Torino, Monza, Roma e Catania: quattro morti sul lavoro in 24 ore. Questa è stata la notizia più
importante che abbiamo letto questa mattina sui giornali. Lavoro,
sfruttamento, morte: una triade che sembra inscindibile nel tempo nonostante il
ritmo vorticoso dell'innovazione tecnologica. Una triade lavoro - sfruttamento - morte sempre incombente nel
ciclo capitalistico, indipendentemente dalle condizioni materiali nelle quali
via via lavoratrici e lavoratori si trovano costretti ad agire. Nel grande dolore del momento è necessario ancora una volta ribadire alcuni elementi di fondo che vanno essere presi in
considerazione proprio attorno al tema della concezione del lavoro.
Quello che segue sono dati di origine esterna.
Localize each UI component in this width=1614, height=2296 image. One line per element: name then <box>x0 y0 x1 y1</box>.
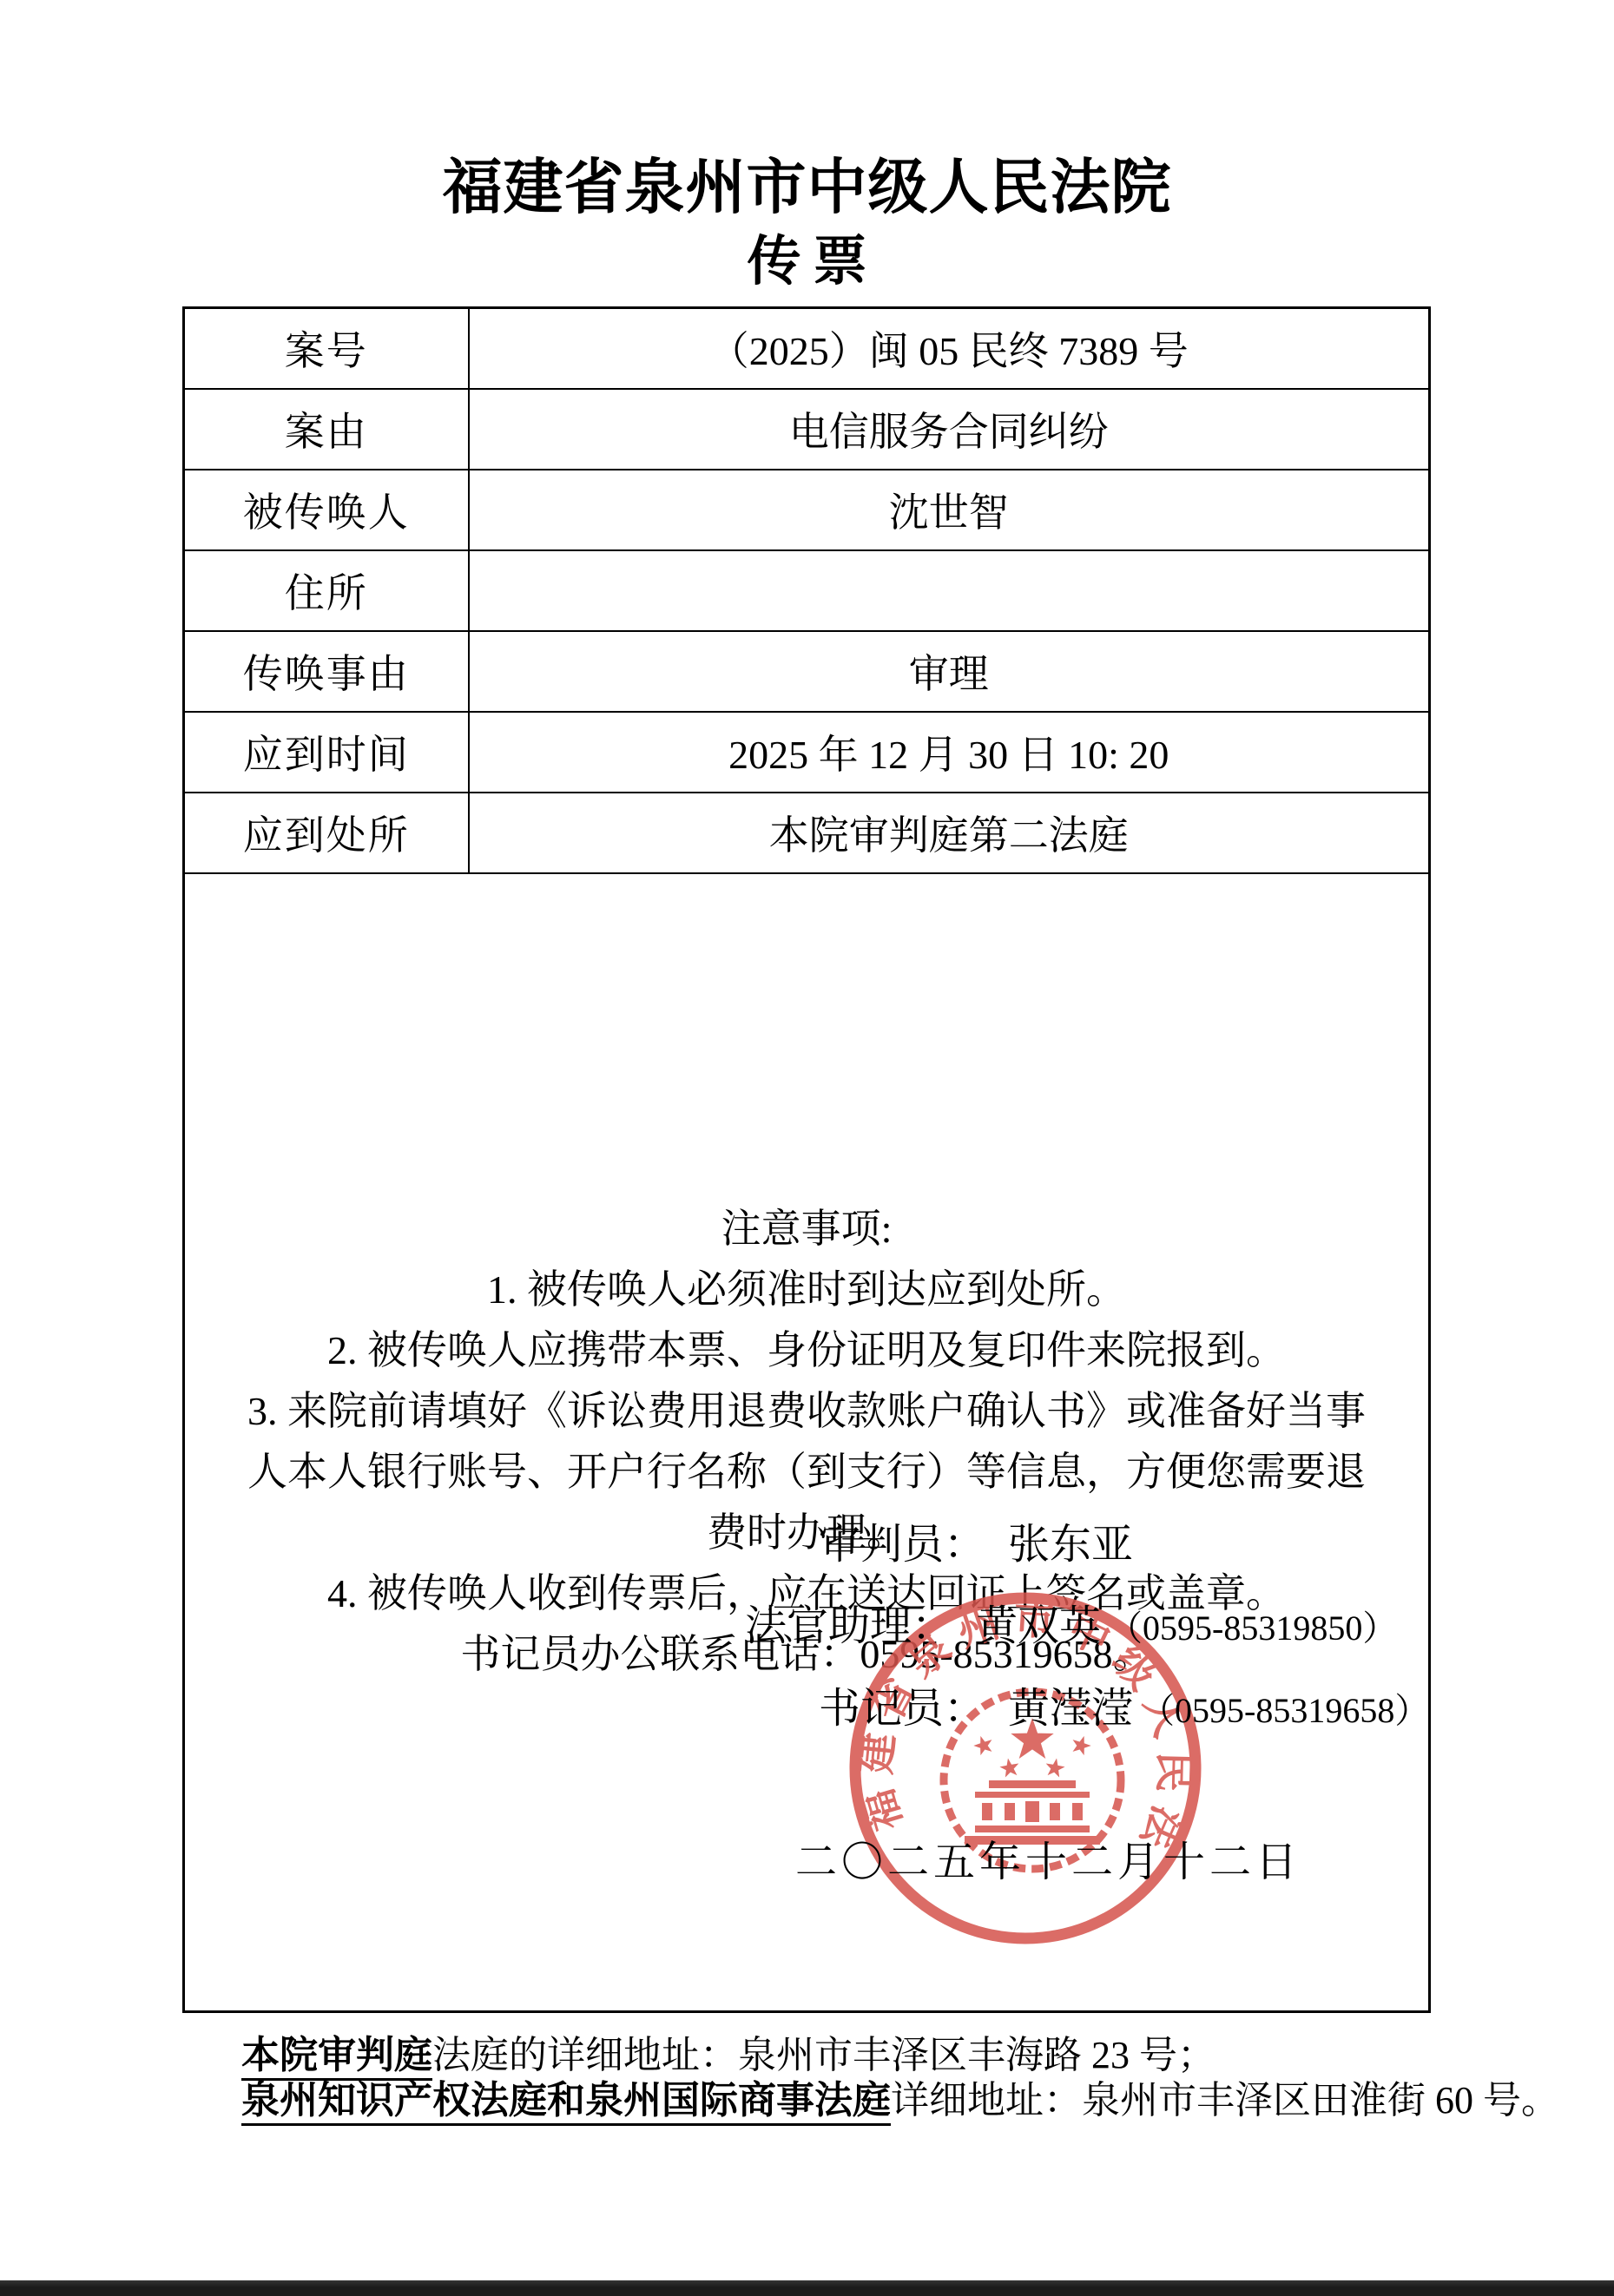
notice-item-2: 2. 被传唤人应携带本票、身份证明及复印件来院报到。 <box>185 1320 1428 1381</box>
row-label: 住所 <box>184 550 469 631</box>
table-row-cause: 案由 电信服务合同纠纷 <box>184 389 1430 470</box>
assistant-phone: （0595-85319850） <box>1108 1609 1397 1648</box>
footer-ip-court-address: 泉州知识产权法庭和泉州国际商事法庭详细地址：泉州市丰泽区田淮街 60 号。 <box>241 2078 1559 2123</box>
issue-date: 二〇二五年十二月十二日 <box>795 1828 1301 1888</box>
notice-item-3: 3. 来院前请填好《诉讼费用退费收款账户确认书》或准备好当事 <box>185 1381 1428 1442</box>
row-value: 沈世智 <box>469 470 1430 550</box>
table-row-address: 住所 <box>184 550 1430 631</box>
notice-item-3-end: 费时办理。 <box>185 1503 1428 1563</box>
footer-trial-court-address: 本院审判庭法庭的详细地址：泉州市丰泽区丰海路 23 号； <box>241 2033 1215 2078</box>
row-value: 本院审判庭第二法庭 <box>469 793 1430 873</box>
table-row-reason: 传唤事由 审理 <box>184 631 1430 712</box>
notice-heading: 注意事项: <box>185 1199 1428 1260</box>
bottom-edge-bar <box>0 2280 1614 2296</box>
row-value <box>469 550 1430 631</box>
footer-ip-court-name: 泉州知识产权法庭和泉州国际商事法庭 <box>241 2079 891 2126</box>
row-label: 应到处所 <box>184 793 469 873</box>
clerk-signature-line: 书记员：黄滢滢（0595-85319658） <box>819 1685 1429 1735</box>
row-label: 应到时间 <box>184 712 469 793</box>
clerk-label: 书记员： <box>819 1686 985 1732</box>
row-value: （2025）闽 05 民终 7389 号 <box>469 308 1430 389</box>
assistant-name: 黄双英 <box>976 1603 1101 1649</box>
row-label: 传唤事由 <box>184 631 469 712</box>
footer-ip-court-address-text: 详细地址：泉州市丰泽区田淮街 60 号。 <box>891 2079 1559 2122</box>
court-summons-document: 福建省泉州市中级人民法院 传票 案号 （2025）闽 05 民终 7389 号 … <box>0 0 1614 2296</box>
row-value: 审理 <box>469 631 1430 712</box>
clerk-phone: （0595-85319658） <box>1140 1691 1429 1730</box>
footer-trial-court-address-text: 法庭的详细地址：泉州市丰泽区丰海路 23 号； <box>432 2034 1215 2076</box>
row-value: 2025 年 12 月 30 日 10: 20 <box>469 712 1430 793</box>
judge-signature-line: 审判员：张东亚 <box>819 1521 1133 1569</box>
row-label: 案由 <box>184 389 469 470</box>
notice-item-1: 1. 被传唤人必须准时到达应到处所。 <box>185 1260 1428 1320</box>
table-row-case-number: 案号 （2025）闽 05 民终 7389 号 <box>184 308 1430 389</box>
clerk-name: 黄滢滢 <box>1008 1686 1133 1732</box>
judge-name: 张东亚 <box>1008 1522 1133 1568</box>
document-title: 传票 <box>0 215 1614 309</box>
row-value: 电信服务合同纠纷 <box>469 389 1430 470</box>
assistant-label: 法官助理： <box>745 1603 953 1649</box>
judge-label: 审判员： <box>819 1522 985 1568</box>
table-row-arrival-time: 应到时间 2025 年 12 月 30 日 10: 20 <box>184 712 1430 793</box>
table-row-summoned-person: 被传唤人 沈世智 <box>184 470 1430 550</box>
table-row-arrival-place: 应到处所 本院审判庭第二法庭 <box>184 793 1430 873</box>
notice-item-3-cont: 人本人银行账号、开户行名称（到支行）等信息，方便您需要退 <box>185 1442 1428 1503</box>
assistant-signature-line: 法官助理：黄双英（0595-85319850） <box>745 1602 1397 1653</box>
row-label: 被传唤人 <box>184 470 469 550</box>
row-label: 案号 <box>184 308 469 389</box>
case-info-table: 案号 （2025）闽 05 民终 7389 号 案由 电信服务合同纠纷 被传唤人… <box>182 306 1431 2013</box>
footer-trial-court-name: 本院审判庭 <box>241 2034 432 2081</box>
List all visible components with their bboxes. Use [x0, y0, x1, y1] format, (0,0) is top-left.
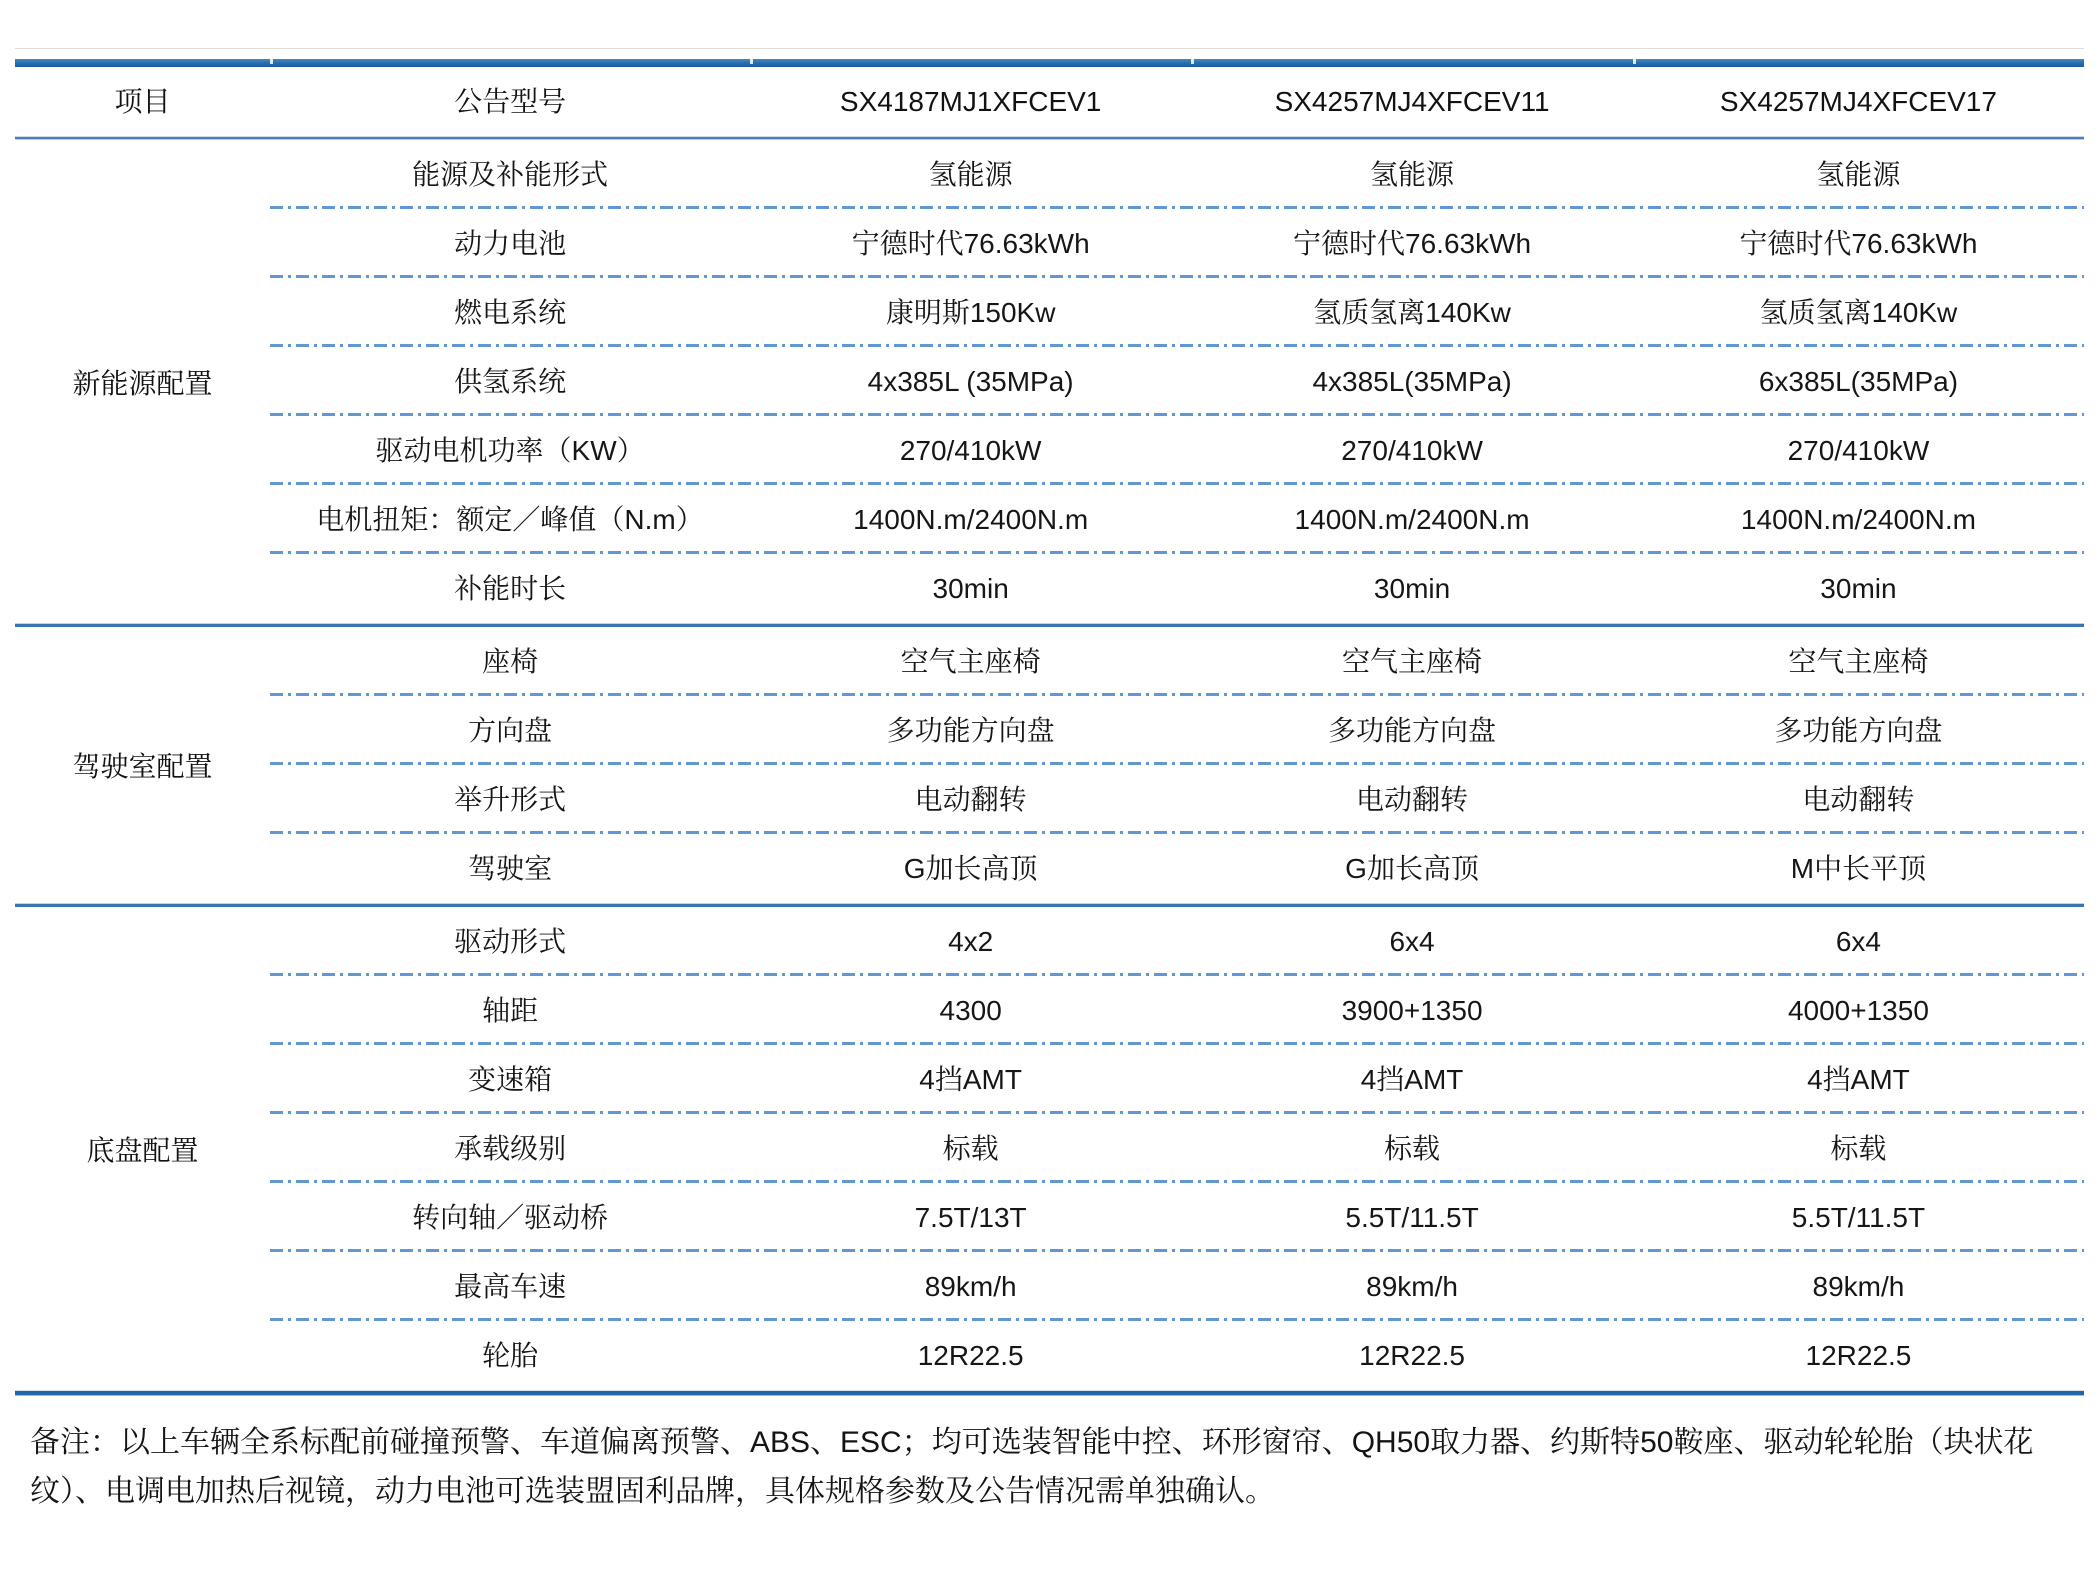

Nel tempo
trascorso senso e concezione del lavoro sono stati sottoposti a troppi
fraintendimenti e sovrapposizioni al punto da far smarrire, per gran parte
dell'opinione pubblica, la nozione di sfruttamento. Si tratta di prendere in
considerazione un dato di fondo: l’uomo non è più il prodotto del suo lavoro,
come si pensava cinquant'anni fa, e neppure la dimensione umana si trova ancora
al centro della subalternità al comando del profitto. Oggi l’uomo (nel senso di
genere umano, senza distinzioni) non è null'altro che l’espressione del suo
consumo, della sua capacità di corrispondere in ogni momento della sua vita e
non soltanto in fabbrica all’egemonia del comando del profitto. Dentro lo
stridore sociale dominante è il comando del profitto che ormai si è esteso
sull’insieme di contraddizioni che la modernità presenta, assumendo l'egemonia
di tutte le innovazioni che via via si stanno presentando sulla scena sia sul
piano tecnologico, sia economico, sia politico. Ogni nostro atto, ogni nostra possibilità
di visione, è compiuto in funzione dell’apparire quasi sempre pubblicitario del
combinato disposto tra reale e virtuale sul quale la logica del profitto si
espande e si afferma. Così si è arrivati più ancora che alla negazione al
considerare superfluo il conflitto, sia nel sociale sia nel politico. Il
conflitto è considerato ormai marginale, momento di turbamento dell’ordine
costituito. È giusto lottare per una possibilità di migliore remunerazione del
lavoro ma la condizione per ottenere ciò non può essere quella di continuare ad
esercitare una funzione di mera riproduzione del consumo come fattore
egemonico, pagando il prezzo dello smisurato allargamento delle disuguaglianze
su tutte le basi: individuali, collettive, planetarie con la guerra tornata
sovrana a regolare la storia. Ricordarsi le condizioni di allargamento del
concetto di sfruttamento alienante a categorie diverse da quelle del lavoro
subordinato (ambiente, genere, tecnologia) potrebbe rappresentare la
possibilità di compiere dopo tanto tempo un nuovo passo in avanti almeno dal
punto di vista della nostra capacità di riflessione.